Thor, a newborn shorthorn bull, was discovered prone and gasping in a mound of excrement by Heidi Ross when he was just a little calf. Heidi felt compelled to do all in her power to save Thor since he had touched her heart.
The young woman was working on a farm at the time and pleaded with the farm manager to allow her to purchase the calf with her funds rather than sending it to slaughter. Since then, Heidi, who lives in the Scottish Highlands, has been caring for Thor.
Despite their vast differences in size, with Thor weighing about 750kg, the two share an unshakable friendship. The calf even rotates around to let his closest pal tickle his stomach.
Heidi explained to METRO UK:
“Taking on Thor has been a tremendous choice for me; I’ve never worked with large animals before, and the largest animal I’ve ever had was a guinea pig, so meeting Thor has been a fantastic experience.”
Heidi claims that she has worked hard to earn their trust.

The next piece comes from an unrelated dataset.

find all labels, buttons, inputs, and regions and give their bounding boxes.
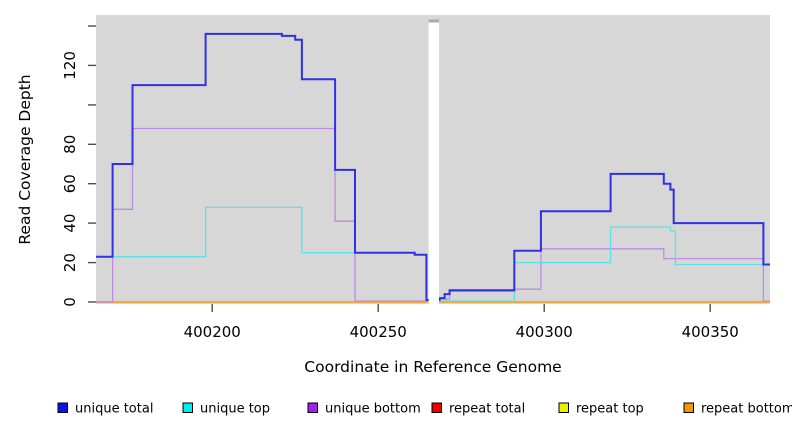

Although he would never injure her, she may inadvertently damage her owing to her stature. Thor isn’t aggressive, but he doesn’t know that some of his actions might harm his companion, even when she is only expressing affection.
“I believe that if given the opportunity, any animal would demonstrate that all creatures are sentient, with thoughts and emotions, much like other animals that humans naturally befriend, such as dogs, cats, and horses.”
Because Thor was born about a month early, he couldn’t stand or walk on his own. He is now a mature and wealthy bull, three years later.
I would have laughed three years ago if someone had told me that I would soon have a bull for a buddy and that I would like being buried in dirt, always having bits of straw in my hair, and spending my Sundays cleaning out a barn and picking up massive feces from the field. I wouldn’t have believed a word of it if you told me.”